Order is important in rust variants? That sucks, hmm I hadn't thought about it in this much depth and it's probably obvious from literature seems like there is a whole spectrum of variants then:

1. wrapper variants (where the choosen instance is given a key or it's own wrapper type)

2. ordered variants (where the choosen instance if keyed by it's position)

3. type variants (The only way to differentiate is by type, duplicate types collapse into one type)

I obviously prefer type variants where:

Int | Int | Int simplifies to Int

I think it gives the typechecker the ability to make and understand a much larger variety of useful properties.
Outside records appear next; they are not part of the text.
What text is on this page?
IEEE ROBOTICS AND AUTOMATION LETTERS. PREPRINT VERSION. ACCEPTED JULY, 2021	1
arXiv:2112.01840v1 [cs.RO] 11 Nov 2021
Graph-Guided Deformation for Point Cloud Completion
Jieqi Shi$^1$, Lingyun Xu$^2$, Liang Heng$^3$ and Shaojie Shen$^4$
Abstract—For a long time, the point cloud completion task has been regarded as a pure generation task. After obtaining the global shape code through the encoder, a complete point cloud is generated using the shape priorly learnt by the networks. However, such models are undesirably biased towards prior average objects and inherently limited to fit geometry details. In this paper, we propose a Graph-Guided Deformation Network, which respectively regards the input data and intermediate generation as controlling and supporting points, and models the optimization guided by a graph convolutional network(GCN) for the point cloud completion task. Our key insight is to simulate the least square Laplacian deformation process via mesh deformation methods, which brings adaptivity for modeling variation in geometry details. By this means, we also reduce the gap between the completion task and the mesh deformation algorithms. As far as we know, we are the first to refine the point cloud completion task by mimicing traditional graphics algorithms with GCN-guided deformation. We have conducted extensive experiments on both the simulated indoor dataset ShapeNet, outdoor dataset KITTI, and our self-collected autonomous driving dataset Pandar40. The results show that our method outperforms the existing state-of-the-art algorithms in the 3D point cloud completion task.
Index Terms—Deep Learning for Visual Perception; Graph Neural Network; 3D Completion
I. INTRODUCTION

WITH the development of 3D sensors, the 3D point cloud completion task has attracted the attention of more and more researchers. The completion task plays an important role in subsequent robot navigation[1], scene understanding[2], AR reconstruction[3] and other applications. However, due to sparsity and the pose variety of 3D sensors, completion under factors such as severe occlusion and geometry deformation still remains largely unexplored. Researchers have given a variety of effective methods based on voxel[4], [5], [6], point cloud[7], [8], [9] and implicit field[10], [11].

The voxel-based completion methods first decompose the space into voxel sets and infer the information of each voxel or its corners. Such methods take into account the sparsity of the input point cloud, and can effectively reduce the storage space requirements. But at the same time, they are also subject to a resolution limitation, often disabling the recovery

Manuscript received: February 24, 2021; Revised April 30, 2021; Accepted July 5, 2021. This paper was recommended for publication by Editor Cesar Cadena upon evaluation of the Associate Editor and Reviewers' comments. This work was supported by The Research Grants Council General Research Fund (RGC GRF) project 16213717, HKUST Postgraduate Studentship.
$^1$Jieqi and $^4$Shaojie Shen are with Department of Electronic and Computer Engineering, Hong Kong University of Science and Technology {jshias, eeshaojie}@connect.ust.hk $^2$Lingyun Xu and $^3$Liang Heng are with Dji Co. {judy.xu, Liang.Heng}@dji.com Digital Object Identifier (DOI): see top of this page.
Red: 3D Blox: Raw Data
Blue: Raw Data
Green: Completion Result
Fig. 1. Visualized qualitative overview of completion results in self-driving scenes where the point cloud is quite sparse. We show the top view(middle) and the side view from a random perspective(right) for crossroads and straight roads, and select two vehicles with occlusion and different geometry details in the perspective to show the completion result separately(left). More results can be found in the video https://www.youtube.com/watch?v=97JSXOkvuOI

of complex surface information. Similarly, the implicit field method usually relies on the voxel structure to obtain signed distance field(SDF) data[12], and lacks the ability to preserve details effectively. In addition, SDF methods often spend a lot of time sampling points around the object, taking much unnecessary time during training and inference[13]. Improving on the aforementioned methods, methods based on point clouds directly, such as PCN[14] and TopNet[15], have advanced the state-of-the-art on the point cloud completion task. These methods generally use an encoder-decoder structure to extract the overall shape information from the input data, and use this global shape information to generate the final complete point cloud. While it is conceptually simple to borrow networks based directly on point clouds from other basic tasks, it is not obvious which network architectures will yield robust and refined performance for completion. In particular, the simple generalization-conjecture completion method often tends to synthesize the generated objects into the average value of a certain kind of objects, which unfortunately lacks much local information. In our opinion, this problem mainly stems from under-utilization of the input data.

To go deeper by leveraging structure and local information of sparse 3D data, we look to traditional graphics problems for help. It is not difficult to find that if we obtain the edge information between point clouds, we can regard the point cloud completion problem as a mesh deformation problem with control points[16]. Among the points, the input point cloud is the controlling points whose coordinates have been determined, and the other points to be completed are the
For example a method that takes

  def print(x: Num | String)
it will accept Int | String or String | Int or String | Double or String or Int or Double

obviously that isn't totally ideal, you probably rather use polymorphism. (I think I read that the Ceylon implementors thought it would be a big win here then they preferred to use polymorphism, but I could be spreading FUD against my own postion :)

BTW I would argue that type variants have the opposite property of tuples in that as they grow longer that make code much more comprehensible.


Order isn't currently significant; it's the RFC (which I haven't seen) which proposed adding this in some form.


Wow, I just looked over some of them and I think it's awesome that Rust has these RFCs tied to pull requests. Scala has SIPs but they are much less frequently used, and their granularity is much more coarse, yet they are less detailed and commented on by the community.